7. Mai 2020

Die Sondersession in der riesigen Halle der Bernexpo ging einen Tag früher als geplant zu Ende. Hat das Parlament also speditiv gearbeitet und alle seine Aufgaben erfüllt? Mitnichten! Ich finde es eine Schmach, dass sich der Stände- und der Nationalrat beim Thema Geschäftsmieten nicht auf eine gemeinsame Lösung verständigen konnten. Das Parlament hätte es in der Hand gehabt, den geplanten vierten Sessionstag dazu zu nutzen, um doch noch eine Einigung zwischen den Räten zu finden.
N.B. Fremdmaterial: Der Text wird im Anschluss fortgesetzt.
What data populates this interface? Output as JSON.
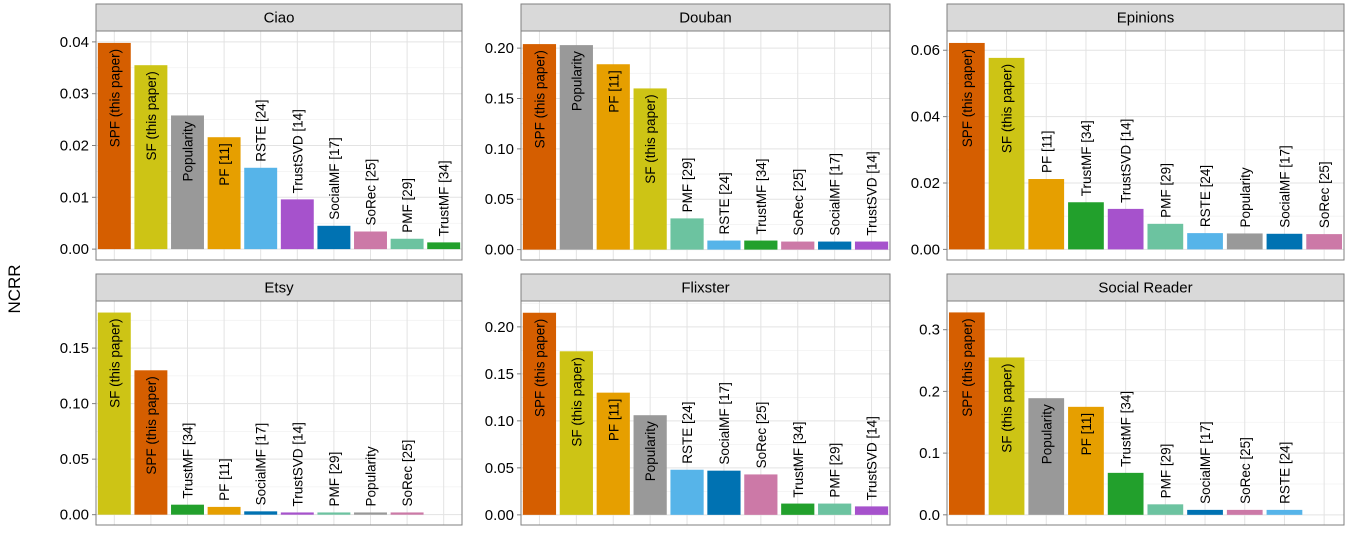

Zweimal ist dies bei uns im Nationalrat per Ordnungsantrag verlangt worden, zuerst von der SP, dann von uns Grünen. Die Parteien SVP, CVP, FDP und BDP haben sich geschlossen dagegen gewehrt, sie wollten unbedingt einen Tag früher nach Hause. Nun müssen die vielen Mieterinnen und Mieter von Läden, Versammlungslokalen und Restaurants mindestens einen weiteren Monat in Unsicherheit aushalten.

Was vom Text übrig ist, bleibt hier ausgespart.